Learning Objective 1
Research on
Lenses.
1.1 Evaluate the
potential for creating images.
Fisheye Lens.
A fisheye lens is an ultra wide-angle lens that produces strong visual distortion
intended to create a wide panoramic or hemispherical image. Fisheye lenses achieve extremely
wide angles of view by forgoing producing images with straight
lines of perspective, opting instead for a special mapping, which gives images
a characteristic convex non-rectilinear appearance. The term fisheye was coined in 1906 by American
physicist and inventor Robert W. Wood based on how a fish would see an
ultra-wide hemispherical view from beneath the water (a phenomenon known as Snell's window). Their first practical use was in the 1920s for use in meteorology to study cloud formation giving them the name
"whole-sky lenses". The angle of view of a fisheye lens is usually
between 100 and 180 degrees while
the focal lengths depend on the film format they are designed for. Mass-produced fisheye lenses for photography first appeared in the early 1960s and are generally used for their
unique, distorted appearance. For the popular 35 mm film format, typical focal lengths of fisheye
lenses are between 8 mm and 10 mm for circular images, and
15–16 mm for full-frame images. For digital cameras using smaller
electronic imagers such as 1/4" and 1/3" format CCD or CMOS sensors,
the focal length of "miniature" fisheye lenses can be as short as 1
to 2mm.

Macro Lens.
Macro
photography is extreme close-up photography, usually of very small subjects, in which the size of the subject in
the photograph is greater than life size. By
some definition ns, a macro photograph is
one in which the size of the subject on the negative or image sensor is life size or greater. However in other uses it refers to a
finished photograph of a subject at greater than life size. The ratio of the
subject size on the film plane (or sensor plane) to the actual subject size is
known as the reproduction ratio. Likewise, a macro lens is
classically a lens capable of reproduction ratios greater than 1:1, although it
often refers to any lens with a large reproduction ratio, despite rarely
exceeding 1:1. "Macro"
lenses specifically designed for close-up work, with a long barrel for close
focusing and optimized for high reproduction ratios, are one of the most common
tools for macro photography. (Unlike most other lens makers, Nikon designates
its macro lenses as "Micro" because of their original use in
making microform.) Most modern macro lenses can focus
continuously to infinity as well and can provide excellent optical quality for
normal photography. True macro lenses, such as the Canon MP-E
65 mm f/2.8 or
Minolta AF 3x-1x 1.7-2.8 Macro, can achieve higher magnification than life
size, enabling photography of the structure of small insect eyes, snowflakes,
and other minuscule objects. Others, such as the Infinity Photo-Optical's
TS-160 can achieve magnifications from 0-18x on sensor, focusing from infinity
down to 18 mm from the object.
Macro lenses of different focal lengths find
different uses:
Continuously-variable focal length –
suitable for virtually all macro subjects.

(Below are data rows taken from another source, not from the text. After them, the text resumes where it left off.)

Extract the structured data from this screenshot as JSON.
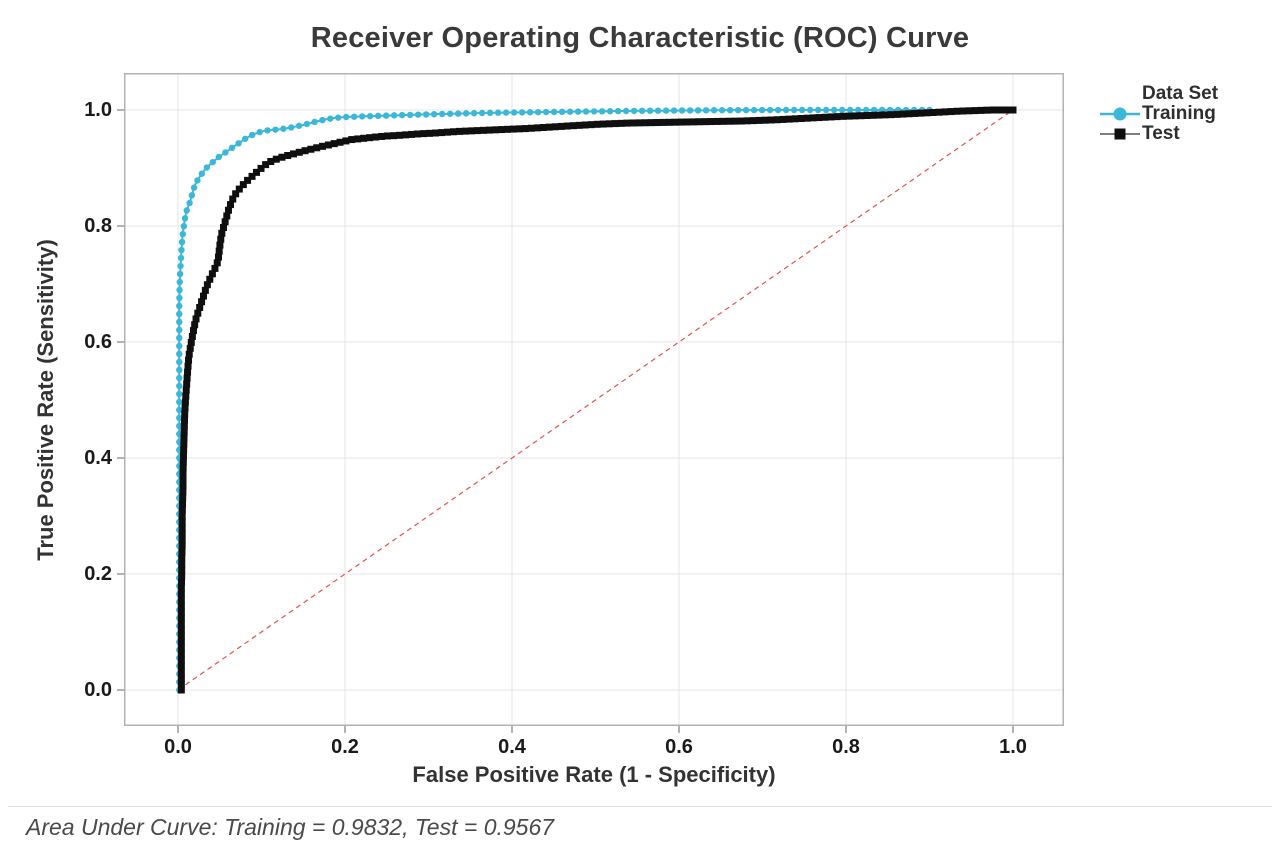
{
  "footer": {
    "text": "Area Under Curve: Training = 0.9832, Test = 0.9567"
  },
  "legend": {
    "title": "Data Set",
    "position": "right"
  },
  "colors": {
    "training": "#3bb7d8",
    "test": "#0f0f0f",
    "reference": "#e0534d",
    "grid": "#e4e4e4",
    "frame": "#b3b3b3",
    "tick": "#8a8a8a"
  },
  "chart_data": {
    "type": "line",
    "title": "Receiver Operating Characteristic (ROC) Curve",
    "xlabel": "False Positive Rate (1 - Specificity)",
    "ylabel": "True Positive Rate (Sensitivity)",
    "xlim": [
      0,
      1
    ],
    "ylim": [
      0,
      1
    ],
    "xticks": [
      "0.0",
      "0.2",
      "0.4",
      "0.6",
      "0.8",
      "1.0"
    ],
    "yticks": [
      "0.0",
      "0.2",
      "0.4",
      "0.6",
      "0.8",
      "1.0"
    ],
    "grid": true,
    "legend_position": "right",
    "reference_line": {
      "from": [
        0,
        0
      ],
      "to": [
        1,
        1
      ],
      "style": "dashed",
      "color": "#e0534d"
    },
    "series": [
      {
        "name": "Training",
        "auc": 0.9832,
        "color": "#3bb7d8",
        "marker": "circle",
        "marker_size": 3.2,
        "marker_spacing": 8,
        "line_width": 2,
        "points": [
          [
            0.0015,
            0
          ],
          [
            0.0015,
            0.035
          ],
          [
            0.0015,
            0.07
          ],
          [
            0.0015,
            0.105
          ],
          [
            0.0015,
            0.14
          ],
          [
            0.0015,
            0.175
          ],
          [
            0.0015,
            0.21
          ],
          [
            0.0015,
            0.245
          ],
          [
            0.0015,
            0.28
          ],
          [
            0.0015,
            0.315
          ],
          [
            0.0015,
            0.35
          ],
          [
            0.0015,
            0.385
          ],
          [
            0.0015,
            0.42
          ],
          [
            0.0015,
            0.455
          ],
          [
            0.0015,
            0.49
          ],
          [
            0.0015,
            0.525
          ],
          [
            0.0015,
            0.56
          ],
          [
            0.0015,
            0.595
          ],
          [
            0.0015,
            0.63
          ],
          [
            0.0015,
            0.665
          ],
          [
            0.002,
            0.7
          ],
          [
            0.003,
            0.73
          ],
          [
            0.004,
            0.755
          ],
          [
            0.005,
            0.775
          ],
          [
            0.006,
            0.79
          ],
          [
            0.007,
            0.8
          ],
          [
            0.008,
            0.81
          ],
          [
            0.009,
            0.818
          ],
          [
            0.01,
            0.825
          ],
          [
            0.012,
            0.833
          ],
          [
            0.014,
            0.84
          ],
          [
            0.016,
            0.85
          ],
          [
            0.018,
            0.86
          ],
          [
            0.02,
            0.87
          ],
          [
            0.023,
            0.878
          ],
          [
            0.026,
            0.885
          ],
          [
            0.029,
            0.891
          ],
          [
            0.032,
            0.897
          ],
          [
            0.036,
            0.903
          ],
          [
            0.04,
            0.908
          ],
          [
            0.044,
            0.913
          ],
          [
            0.048,
            0.918
          ],
          [
            0.053,
            0.923
          ],
          [
            0.058,
            0.928
          ],
          [
            0.063,
            0.933
          ],
          [
            0.068,
            0.938
          ],
          [
            0.074,
            0.944
          ],
          [
            0.08,
            0.95
          ],
          [
            0.086,
            0.955
          ],
          [
            0.092,
            0.959
          ],
          [
            0.098,
            0.962
          ],
          [
            0.105,
            0.9645
          ],
          [
            0.112,
            0.9655
          ],
          [
            0.12,
            0.9665
          ],
          [
            0.128,
            0.968
          ],
          [
            0.136,
            0.97
          ],
          [
            0.144,
            0.9725
          ],
          [
            0.152,
            0.975
          ],
          [
            0.16,
            0.978
          ],
          [
            0.168,
            0.981
          ],
          [
            0.176,
            0.9835
          ],
          [
            0.184,
            0.9855
          ],
          [
            0.193,
            0.987
          ],
          [
            0.202,
            0.988
          ],
          [
            0.212,
            0.9885
          ],
          [
            0.222,
            0.989
          ],
          [
            0.232,
            0.9895
          ],
          [
            0.243,
            0.99
          ],
          [
            0.254,
            0.9905
          ],
          [
            0.265,
            0.991
          ],
          [
            0.277,
            0.9915
          ],
          [
            0.289,
            0.992
          ],
          [
            0.301,
            0.9925
          ],
          [
            0.314,
            0.993
          ],
          [
            0.327,
            0.9935
          ],
          [
            0.34,
            0.994
          ],
          [
            0.354,
            0.9945
          ],
          [
            0.368,
            0.995
          ],
          [
            0.382,
            0.9953
          ],
          [
            0.396,
            0.9956
          ],
          [
            0.411,
            0.9959
          ],
          [
            0.426,
            0.9962
          ],
          [
            0.441,
            0.9965
          ],
          [
            0.457,
            0.9968
          ],
          [
            0.473,
            0.9971
          ],
          [
            0.489,
            0.9974
          ],
          [
            0.505,
            0.9977
          ],
          [
            0.522,
            0.998
          ],
          [
            0.539,
            0.9983
          ],
          [
            0.556,
            0.9986
          ],
          [
            0.574,
            0.9988
          ],
          [
            0.592,
            0.999
          ],
          [
            0.61,
            0.9992
          ],
          [
            0.628,
            0.9994
          ],
          [
            0.647,
            0.9996
          ],
          [
            0.666,
            0.9997
          ],
          [
            0.685,
            0.9998
          ],
          [
            0.704,
            0.9999
          ],
          [
            0.723,
            1
          ],
          [
            0.743,
            1
          ],
          [
            0.763,
            1
          ],
          [
            0.783,
            1
          ],
          [
            0.803,
            1
          ],
          [
            0.823,
            1
          ],
          [
            0.843,
            1
          ],
          [
            0.863,
            1
          ],
          [
            0.883,
            1
          ],
          [
            0.9,
            1
          ]
        ]
      },
      {
        "name": "Test",
        "auc": 0.9567,
        "color": "#0f0f0f",
        "marker": "square",
        "marker_size": 7,
        "marker_spacing": 6,
        "line_width": 3,
        "points": [
          [
            0.004,
            0
          ],
          [
            0.004,
            0.025
          ],
          [
            0.004,
            0.05
          ],
          [
            0.004,
            0.075
          ],
          [
            0.004,
            0.1
          ],
          [
            0.004,
            0.125
          ],
          [
            0.004,
            0.15
          ],
          [
            0.004,
            0.175
          ],
          [
            0.0045,
            0.2
          ],
          [
            0.0045,
            0.225
          ],
          [
            0.005,
            0.25
          ],
          [
            0.005,
            0.275
          ],
          [
            0.005,
            0.3
          ],
          [
            0.0055,
            0.325
          ],
          [
            0.006,
            0.35
          ],
          [
            0.006,
            0.375
          ],
          [
            0.0065,
            0.4
          ],
          [
            0.007,
            0.425
          ],
          [
            0.0075,
            0.45
          ],
          [
            0.008,
            0.475
          ],
          [
            0.009,
            0.5
          ],
          [
            0.01,
            0.52
          ],
          [
            0.011,
            0.54
          ],
          [
            0.012,
            0.558
          ],
          [
            0.013,
            0.575
          ],
          [
            0.015,
            0.592
          ],
          [
            0.017,
            0.608
          ],
          [
            0.019,
            0.623
          ],
          [
            0.021,
            0.637
          ],
          [
            0.024,
            0.651
          ],
          [
            0.027,
            0.664
          ],
          [
            0.03,
            0.677
          ],
          [
            0.033,
            0.69
          ],
          [
            0.036,
            0.702
          ],
          [
            0.04,
            0.714
          ],
          [
            0.044,
            0.726
          ],
          [
            0.048,
            0.74
          ],
          [
            0.05,
            0.765
          ],
          [
            0.052,
            0.785
          ],
          [
            0.055,
            0.8
          ],
          [
            0.058,
            0.815
          ],
          [
            0.061,
            0.83
          ],
          [
            0.065,
            0.845
          ],
          [
            0.07,
            0.858
          ],
          [
            0.076,
            0.868
          ],
          [
            0.082,
            0.877
          ],
          [
            0.089,
            0.886
          ],
          [
            0.096,
            0.895
          ],
          [
            0.104,
            0.905
          ],
          [
            0.112,
            0.912
          ],
          [
            0.121,
            0.917
          ],
          [
            0.13,
            0.921
          ],
          [
            0.14,
            0.925
          ],
          [
            0.15,
            0.929
          ],
          [
            0.161,
            0.933
          ],
          [
            0.172,
            0.937
          ],
          [
            0.184,
            0.941
          ],
          [
            0.196,
            0.945
          ],
          [
            0.208,
            0.949
          ],
          [
            0.221,
            0.951
          ],
          [
            0.234,
            0.953
          ],
          [
            0.248,
            0.955
          ],
          [
            0.262,
            0.956
          ],
          [
            0.276,
            0.9575
          ],
          [
            0.29,
            0.959
          ],
          [
            0.305,
            0.96
          ],
          [
            0.32,
            0.9615
          ],
          [
            0.335,
            0.963
          ],
          [
            0.351,
            0.964
          ],
          [
            0.367,
            0.965
          ],
          [
            0.383,
            0.966
          ],
          [
            0.4,
            0.967
          ],
          [
            0.417,
            0.968
          ],
          [
            0.434,
            0.9695
          ],
          [
            0.451,
            0.971
          ],
          [
            0.468,
            0.9725
          ],
          [
            0.486,
            0.974
          ],
          [
            0.504,
            0.9755
          ],
          [
            0.522,
            0.9765
          ],
          [
            0.54,
            0.9775
          ],
          [
            0.559,
            0.978
          ],
          [
            0.578,
            0.9785
          ],
          [
            0.597,
            0.979
          ],
          [
            0.616,
            0.9795
          ],
          [
            0.635,
            0.98
          ],
          [
            0.655,
            0.9805
          ],
          [
            0.675,
            0.981
          ],
          [
            0.695,
            0.982
          ],
          [
            0.715,
            0.983
          ],
          [
            0.735,
            0.9845
          ],
          [
            0.755,
            0.986
          ],
          [
            0.775,
            0.9875
          ],
          [
            0.795,
            0.989
          ],
          [
            0.815,
            0.99
          ],
          [
            0.835,
            0.991
          ],
          [
            0.855,
            0.992
          ],
          [
            0.875,
            0.9935
          ],
          [
            0.895,
            0.995
          ],
          [
            0.915,
            0.9965
          ],
          [
            0.935,
            0.998
          ],
          [
            0.955,
            0.999
          ],
          [
            0.975,
            1
          ],
          [
            1,
            1
          ]
        ]
      }
    ]
  }
}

45–65 mm – product photography,
small objects that can be approached closely without causing undesirable
influence, and scenes requiring natural background perspective.
90–105 mm – insects, flowers, and
small objects from a comfortable distance.
150–200 mm – insects and other
small animals where additional working distance is required.
Telephoto lens.
In photography and cinematography, a telephoto lens is
a specific type of a long-focus lens in
which the physical length of the lens is shorter than the focal length. This is achieved by incorporating
a special lens group known as a telephoto group that
extends the light path to create a long-focus lens in a much shorter overall design. The angle of view and other effects of long-focus lenses are the same for telephoto lenses of the
same specified focal length. Long-focal-length lenses are often informally
referred to as telephoto lenses although this is technically
incorrect: a telephoto lens specifically incorporates the telephoto group.
Telephoto lenses are sometimes broken into the further sub-types of medium telephoto: lenses covering between a 30° and 10° field of
view (85mm to 135mm in 35mm film format), and super telephoto: lenses covering
between 8° through less than 1° field of view (over 300mm in 35mm film format).
In contrast to a telephoto lens, for any given
focal length a simple lens of non-telephoto design is constructed from one lens (which can, to minimize aberrations, consist of several
elements to form an
achromatic). To focus on an object at infinity,
the distance from this single lens to focal plane of the camera (where the
sensor or film is respectively) has to be adjusted to this focal length. For
example given a focal length of 500 mm, the distance between lens and
focal plane is 500 mm. The farther the focal length is increased, the more
the physical length of such a simple lens makes it unwieldy.